France awaits new govt after shock resignation

PARIS : France was set to unveil a new cabinet Tuesday, after the shock resignation of the government amid a row over economic policy plunged the country into deep crisis.
Already battered by record unemployment and an economy at a standstill, the deeply unpopular President Francois Hollande is using the reshuffle to reassert his authority over his feuding Socialist Party. The crisis was sparked by a weekend of sniping by economy minister Arnaud Montebourg, a left-wing firebrand well known for outspoken views, over austerity policies implemented by Paris that he blamed for the worst crisis in Europe and France since the 1929 Great Depression. Hollande called Tuesday for a government “of clarity” that will toe the line, after Montebourg took two other left-wing rebels, culture minister Aurelie Filippetti and education minister Benoit Hamon, with him.
Leading daily Le Monde said: “The political return from holiday was already looking difficult for the president and the prime minister. In a few hours, it became explosive.”
It described the cabinet reshuffle, expected to be unveiled later on Tuesday, as “the last chance for the president to save his five-year term.”
Hollande and Prime Minister Manuel Valls were putting the finishing touches to the reshuffle over lunch and the new government was expected to be announced later in the afternoon on Tuesday.
“It will not be a big reshuffle,” said government spokesman Stephane Le Foll.
Sources at Hollande’s Elysee Palace office told AFP that he had decided on a complete reshuffle rather than dismissing the rebels in a bid to “ensure that the new government is completely and consistently on the direction fixed by the head of state.”
Hollande stressed in an interview with Le Monde last week that France should go “faster and further” with economic reforms he hopes will pull the country out of the morass.
He is pinning his hopes on the Responsibility Pact, a 40-billion-euro package of reductions in social charges for businesses in return for a pledge to create 500,000 jobs by 2017.
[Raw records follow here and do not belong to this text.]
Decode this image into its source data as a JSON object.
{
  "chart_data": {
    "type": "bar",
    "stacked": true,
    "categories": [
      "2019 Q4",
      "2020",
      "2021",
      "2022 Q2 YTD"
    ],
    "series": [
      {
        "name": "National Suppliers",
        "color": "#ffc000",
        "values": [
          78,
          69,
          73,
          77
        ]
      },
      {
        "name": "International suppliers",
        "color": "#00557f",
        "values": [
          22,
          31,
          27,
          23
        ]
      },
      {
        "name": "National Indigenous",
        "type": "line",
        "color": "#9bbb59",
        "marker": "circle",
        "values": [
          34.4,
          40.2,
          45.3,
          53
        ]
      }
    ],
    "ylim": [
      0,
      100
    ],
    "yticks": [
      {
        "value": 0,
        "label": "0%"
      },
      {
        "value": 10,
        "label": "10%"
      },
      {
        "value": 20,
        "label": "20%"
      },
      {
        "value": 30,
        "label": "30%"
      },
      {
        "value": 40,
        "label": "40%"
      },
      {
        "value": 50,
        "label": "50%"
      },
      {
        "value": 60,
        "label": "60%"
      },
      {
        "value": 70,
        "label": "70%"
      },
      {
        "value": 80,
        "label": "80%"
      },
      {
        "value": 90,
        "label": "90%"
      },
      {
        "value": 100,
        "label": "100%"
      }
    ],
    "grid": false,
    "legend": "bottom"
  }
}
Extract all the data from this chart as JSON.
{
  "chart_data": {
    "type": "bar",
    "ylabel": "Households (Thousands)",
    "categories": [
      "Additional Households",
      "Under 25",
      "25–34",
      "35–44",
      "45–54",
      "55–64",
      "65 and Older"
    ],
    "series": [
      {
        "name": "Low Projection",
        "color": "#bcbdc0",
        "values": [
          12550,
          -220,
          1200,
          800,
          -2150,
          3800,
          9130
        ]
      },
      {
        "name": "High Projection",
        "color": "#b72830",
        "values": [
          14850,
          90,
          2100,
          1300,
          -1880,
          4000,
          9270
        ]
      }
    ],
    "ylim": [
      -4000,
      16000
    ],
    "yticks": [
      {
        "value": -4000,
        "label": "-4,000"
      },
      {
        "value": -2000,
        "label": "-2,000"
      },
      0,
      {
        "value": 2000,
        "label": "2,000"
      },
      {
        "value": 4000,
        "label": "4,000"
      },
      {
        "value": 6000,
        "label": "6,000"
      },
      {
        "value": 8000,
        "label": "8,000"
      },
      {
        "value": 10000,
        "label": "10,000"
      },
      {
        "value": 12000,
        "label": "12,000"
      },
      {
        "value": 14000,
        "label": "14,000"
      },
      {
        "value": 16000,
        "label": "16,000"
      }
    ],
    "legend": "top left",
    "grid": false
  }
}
With France’s public debt under scrutiny from the European Union, Hollande intends to finance this with 50 billion euros of cuts in public spending, drawing the ire of leftists like Montebourg, who took a parting shot at austerity measures in a final statement.
“For two years, I fought tirelessly to convince, I wrote notes and letters to the head of the executive and made private and public declarations to attempt to convince and implore the president to refuse excessive measures for our country that risked damaging and sinking our economy,” he said.
He dismissed austerity measures as a “financial absurdity” and said they were driving voters “into the arms of extremist parties” - an allusion to the rise of France’s far-right National Front.
In an earlier interview with Le Monde, he took a swipe at European powerhouse Germany, which has been at the forefront of efforts to bring down ballooning public deficits that sparked the eurozone crisis.
Warning that France would no longer “be pushed around” by its neighbour and ally, he said: “You have to raise your voice. Germany is trapped in an austerity policy that it imposed across Europe.”
Montebourg insisted that he was leaving on “amicable terms” with the prime minister but the ejection of the three left-wing ministers from the cabinet raised fears of a wider split within Hollande’s Socialist Party that could threaten his parliamentary majority.
The prime minister himself, seen as closer to the right flank of the Socialist Party, is also deeply unpopular with many on the left of French politics.
Two Green ministers left the government when Valls was appointed in March after the Socialists suffered a drubbing at local elections.
Opposition figures said there was a major crisis of confidence at the heart of the executive, with far-right leader Marine Le Pen even calling for the lower house National Assembly to be dissolved.
Noting that Hollande was “more and more isolated,” left-wing daily Liberation said France was suffering a “regime crisis” but the main opposition centre-right UMP party has been careful not to call for a dissolution of parliament.
A recent survey by polling institute IFOP showed that more than eight in 10 French people had no confidence in the government when it came to economic growth, reducing the deficit or fighting unemployment.